Once the company is registered with the CIPC, you can begin trading under its name. You're required to provide an annual return to the CIPC each year, confirming the company continues to operate for profit.
Transferring A Company
Rather than starting a new business outright, many choose to purchase a business as a going concern. This has the advantage of purchasing all its assets but also its relationships. Usually, supplier relationships, employees and the contracts that regulate these agreements are all well established and ready for you to take over when buying a business as a going concern.
The Labour Relations Act 66 of 1995, as amended, refers to this as a Section 197 transfer of a business. It allows you to record all the estimated benefits of a business in a sale agreement, scrutinise this against your due diligence, and then decide on a fair value price before transferring it to yourself. Specifically, section 197 helps you transfer the employment contracts of the first employer to yourself when you take ownership of the business.
This means you won't need to hire and possibly train a new workforce as one does with an entirely new business. During the transfer you can also acquire the business associated social media accounts, their database of potential and current customers, as well as lucrative supplier relationships. The key is to include these topics concretely in a written agreement.

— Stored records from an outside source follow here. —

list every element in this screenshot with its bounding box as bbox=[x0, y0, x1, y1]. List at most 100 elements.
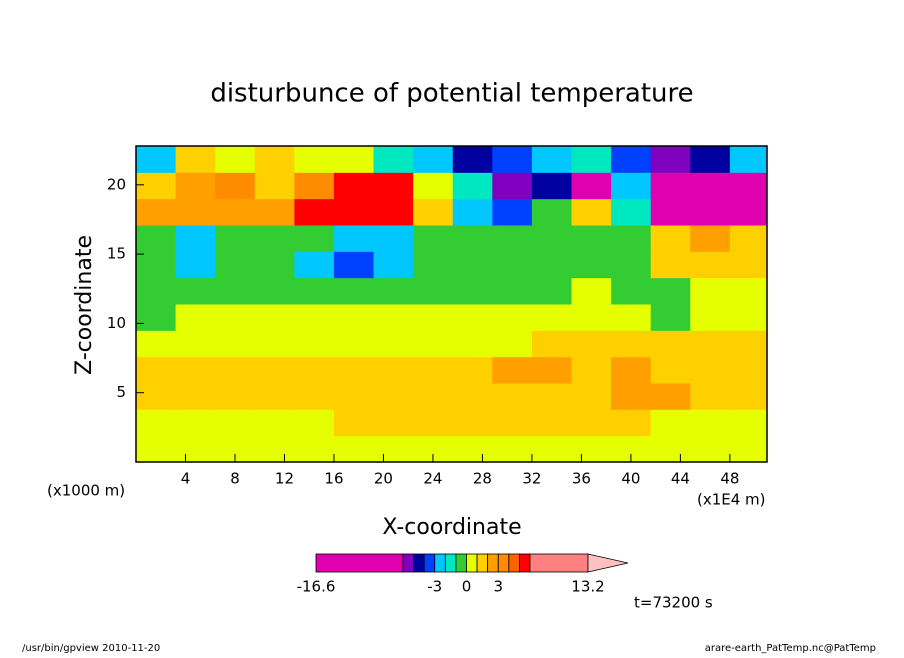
colorbar-segment bbox=[315, 553, 404, 573]
cell bbox=[531, 356, 573, 384]
cell bbox=[254, 225, 295, 252]
cell bbox=[294, 277, 335, 305]
cell bbox=[136, 330, 177, 358]
cell bbox=[136, 356, 177, 384]
cell bbox=[571, 383, 612, 410]
cell bbox=[690, 409, 731, 437]
cell bbox=[492, 172, 533, 200]
colorbar-tick-label: -3 bbox=[427, 578, 442, 596]
cell bbox=[492, 198, 533, 226]
cell bbox=[333, 304, 375, 331]
colorbar-segment bbox=[519, 553, 531, 573]
colorbar-segment bbox=[434, 553, 446, 573]
y-tick-label: 15 bbox=[107, 245, 126, 263]
cell bbox=[215, 356, 256, 384]
cell bbox=[254, 251, 295, 279]
cell bbox=[531, 409, 573, 437]
cell bbox=[729, 330, 768, 358]
colorbar-tick-label: -16.6 bbox=[297, 578, 336, 596]
colorbar-segment bbox=[423, 553, 436, 573]
colorbar-tick-label: 0 bbox=[462, 578, 472, 596]
cell bbox=[452, 435, 493, 463]
cell bbox=[452, 356, 493, 384]
x-tick-label: 40 bbox=[621, 470, 640, 488]
cell bbox=[571, 198, 612, 226]
cell bbox=[136, 383, 177, 410]
cell bbox=[650, 198, 691, 226]
colorbar-extend bbox=[587, 553, 629, 573]
cell bbox=[650, 251, 691, 279]
cell bbox=[373, 383, 414, 410]
cell bbox=[611, 330, 652, 358]
y-tick-label: 5 bbox=[116, 383, 126, 401]
cell bbox=[333, 225, 375, 252]
cell bbox=[650, 225, 691, 252]
cell bbox=[373, 409, 414, 437]
cell bbox=[413, 251, 454, 279]
cell bbox=[175, 225, 216, 252]
footer: /usr/bin/gpview 2010-11-20 bbox=[22, 643, 160, 654]
time-label: t=73200 s bbox=[634, 594, 713, 612]
cell bbox=[531, 225, 573, 252]
cell bbox=[452, 330, 493, 358]
x-tick-label: 48 bbox=[720, 470, 739, 488]
cell bbox=[611, 225, 652, 252]
cell bbox=[611, 146, 652, 173]
colorbar-segment bbox=[508, 553, 520, 573]
y-tick-label: 10 bbox=[107, 314, 126, 332]
cell bbox=[254, 277, 295, 305]
cell bbox=[215, 198, 256, 226]
x-tick-label: 16 bbox=[324, 470, 343, 488]
cell bbox=[136, 146, 177, 173]
cell bbox=[175, 277, 216, 305]
cell bbox=[215, 409, 256, 437]
cell bbox=[492, 435, 533, 463]
plot-frame bbox=[135, 145, 768, 463]
cell bbox=[650, 330, 691, 358]
cell bbox=[531, 251, 573, 279]
cell bbox=[254, 330, 295, 358]
cell bbox=[690, 251, 731, 279]
plot-area bbox=[136, 146, 768, 463]
x-unit: (x1000 m) bbox=[47, 482, 125, 500]
cell bbox=[175, 146, 216, 173]
cell bbox=[690, 277, 731, 305]
colorbar-segment bbox=[497, 553, 510, 573]
y-tick-label: 20 bbox=[107, 175, 126, 193]
cell bbox=[333, 172, 375, 200]
cell bbox=[531, 172, 573, 200]
cell bbox=[452, 198, 493, 226]
cell bbox=[254, 172, 295, 200]
cell bbox=[413, 277, 454, 305]
cell bbox=[690, 330, 731, 358]
cell bbox=[333, 198, 375, 226]
cell bbox=[650, 435, 691, 463]
cell bbox=[413, 225, 454, 252]
cell bbox=[136, 277, 177, 305]
cell bbox=[729, 304, 768, 331]
x-tick-label: 4 bbox=[181, 470, 191, 488]
cell bbox=[254, 409, 295, 437]
cell bbox=[413, 383, 454, 410]
x-axis-title: X-coordinate bbox=[382, 515, 521, 540]
footer: arare-earth_PatTemp.nc@PatTemp bbox=[705, 643, 876, 654]
cell bbox=[571, 277, 612, 305]
cell bbox=[333, 356, 375, 384]
cell bbox=[492, 356, 533, 384]
cell bbox=[294, 146, 335, 173]
cell bbox=[452, 383, 493, 410]
cell bbox=[175, 356, 216, 384]
cell bbox=[136, 198, 177, 226]
cell bbox=[492, 409, 533, 437]
cell bbox=[531, 383, 573, 410]
colorbar-segment bbox=[529, 553, 589, 573]
x-tick-label: 24 bbox=[423, 470, 442, 488]
cell bbox=[729, 435, 768, 463]
colorbar-segment bbox=[444, 553, 457, 573]
cell bbox=[333, 251, 375, 279]
cell bbox=[215, 251, 256, 279]
cell bbox=[175, 251, 216, 279]
cell bbox=[611, 251, 652, 279]
cell bbox=[333, 277, 375, 305]
cell bbox=[690, 356, 731, 384]
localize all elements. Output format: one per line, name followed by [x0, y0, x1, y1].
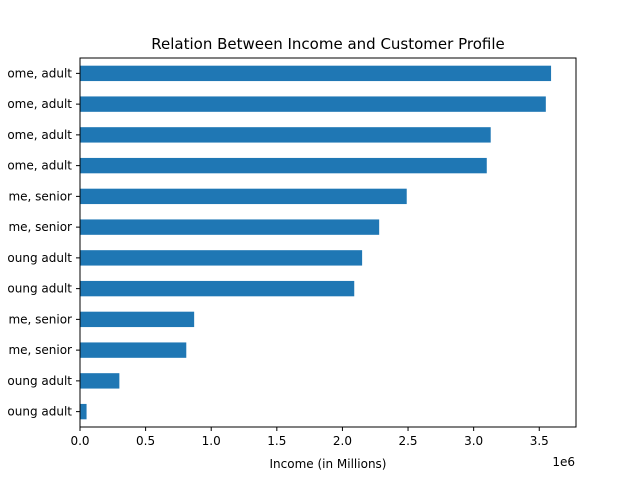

Whether you're purchasing a business as a going concern or transferring your business to someone, the general rule is to audit the business by documenting all of its elements, agreeing in writing on what you expect, and executing that written legal agreement. The business records must then be updated with the CIPC as the Directors' details would change.
Some other issues to consider are whether UIF and Compensation Fund payments are up to date, the taxes are fully paid and if the annual returns to the CIPC are in order.
As with all commercial prospects, it's important to follow the correct procedure and do the due diligence necessary to protect your rights. If you handle this process with care, you can offer yourself the best opportunity to start or run a successful business.
The content of this article is intended to provide a general guide to the subject matter. Specialist advice should be sought about your specific circumstances.